17546022. INTEGRATED AI PLANNERS AND RL AGENTS THROUGH AI PLANNING ANNOTATION IN RL simplified abstract (INTERNATIONAL BUSINESS MACHINES CORPORATION)

From WikiPatents
Jump to navigation Jump to search

INTEGRATED AI PLANNERS AND RL AGENTS THROUGH AI PLANNING ANNOTATION IN RL

Organization Name

INTERNATIONAL BUSINESS MACHINES CORPORATION

Inventor(s)

Junkyu Lee of San Diego CA (US)

Michael Katz of Goldens Bridge NY (US)

Shirin Sohrabi Araghi of Briarcliff manor NY (US)

Don Joven Ravoy Agravante of Tokyo (JP)

Miao Liu of Ossining NY (US)

Tamir Klinger of Brooklyn NY (US)

Murray Scott Campbell of Yorktown Heights NY (US)

INTEGRATED AI PLANNERS AND RL AGENTS THROUGH AI PLANNING ANNOTATION IN RL - A simplified explanation of the abstract

This abstract first appeared for US patent application 17546022 titled 'INTEGRATED AI PLANNERS AND RL AGENTS THROUGH AI PLANNING ANNOTATION IN RL

Simplified Explanation

The abstract describes a computer-implemented method that integrates an AI planner and a reinforcement learning agent. This integration is achieved through AI planning annotation in RL (PaRL). Here are the key points:

  • The method starts by identifying an RL problem.
  • A description of a Markov decision process (MDP) in an RL environment is received.
  • An RL task is generated based on the MDP description to solve the RL problem.
  • An AI planning model described in a planning language is received.
  • The method maps the state spaces from the MDP states to the AI planning states of the AI planning model.
  • The RL task is generated with an AI planning task from the mapping, resulting in a PaRL task.

Potential Applications

  • This technology can be applied in various fields where AI planning and reinforcement learning are used together, such as robotics, autonomous systems, and game playing.
  • It can be used to enhance decision-making processes in complex environments by combining the strengths of AI planning and reinforcement learning.

Problems Solved

  • Integrating AI planning and reinforcement learning can be challenging due to the differences in their approaches and representations.
  • This method solves the problem of effectively combining AI planning and reinforcement learning by using AI planning annotation in RL.

Benefits

  • By integrating AI planning and reinforcement learning, this method can improve the performance and efficiency of decision-making systems.
  • It allows for better utilization of the strengths of both AI planning and reinforcement learning techniques.
  • The method provides a systematic approach to integrate AI planning and reinforcement learning, making it easier to develop and deploy intelligent systems.


Original Abstract Submitted

A computer-implemented method of integrating an Artificial Intelligence (AI) planner and a reinforcement learning (RL) agent through AI planning annotation in RL (PaRL) includes identifying an RL problem.

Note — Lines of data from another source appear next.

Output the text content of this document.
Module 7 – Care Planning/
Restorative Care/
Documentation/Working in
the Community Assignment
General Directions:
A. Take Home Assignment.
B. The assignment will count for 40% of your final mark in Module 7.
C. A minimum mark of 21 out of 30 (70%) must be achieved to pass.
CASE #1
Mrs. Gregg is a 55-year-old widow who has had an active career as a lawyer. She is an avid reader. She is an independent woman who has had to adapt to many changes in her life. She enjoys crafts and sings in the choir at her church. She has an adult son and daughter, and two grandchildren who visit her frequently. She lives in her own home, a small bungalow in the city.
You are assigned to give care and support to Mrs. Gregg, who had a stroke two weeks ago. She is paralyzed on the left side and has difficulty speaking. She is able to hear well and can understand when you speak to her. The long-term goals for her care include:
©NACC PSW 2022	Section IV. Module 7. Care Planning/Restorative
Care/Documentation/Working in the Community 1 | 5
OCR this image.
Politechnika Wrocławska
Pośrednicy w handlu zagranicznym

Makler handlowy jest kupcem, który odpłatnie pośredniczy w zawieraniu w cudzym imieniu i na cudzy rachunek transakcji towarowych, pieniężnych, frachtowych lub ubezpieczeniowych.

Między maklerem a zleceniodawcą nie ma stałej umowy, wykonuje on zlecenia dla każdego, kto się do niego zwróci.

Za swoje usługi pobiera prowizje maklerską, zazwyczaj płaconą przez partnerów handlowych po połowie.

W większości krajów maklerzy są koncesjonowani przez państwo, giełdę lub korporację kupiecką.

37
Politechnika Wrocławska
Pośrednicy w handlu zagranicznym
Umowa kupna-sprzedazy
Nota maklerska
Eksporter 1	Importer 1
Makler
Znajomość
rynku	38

A description received of a Markov decision process (MDP) having a plurality of states in an RL environment is used to generate an RL task to solve the RL problem. An AI planning model described in a planning language is received, and mapping state spaces from the MDP states in the RL environment to AI planning states of the AI planning model is performed. The RL task is generated with an AI planning task from the mapping to generate a PaRL task.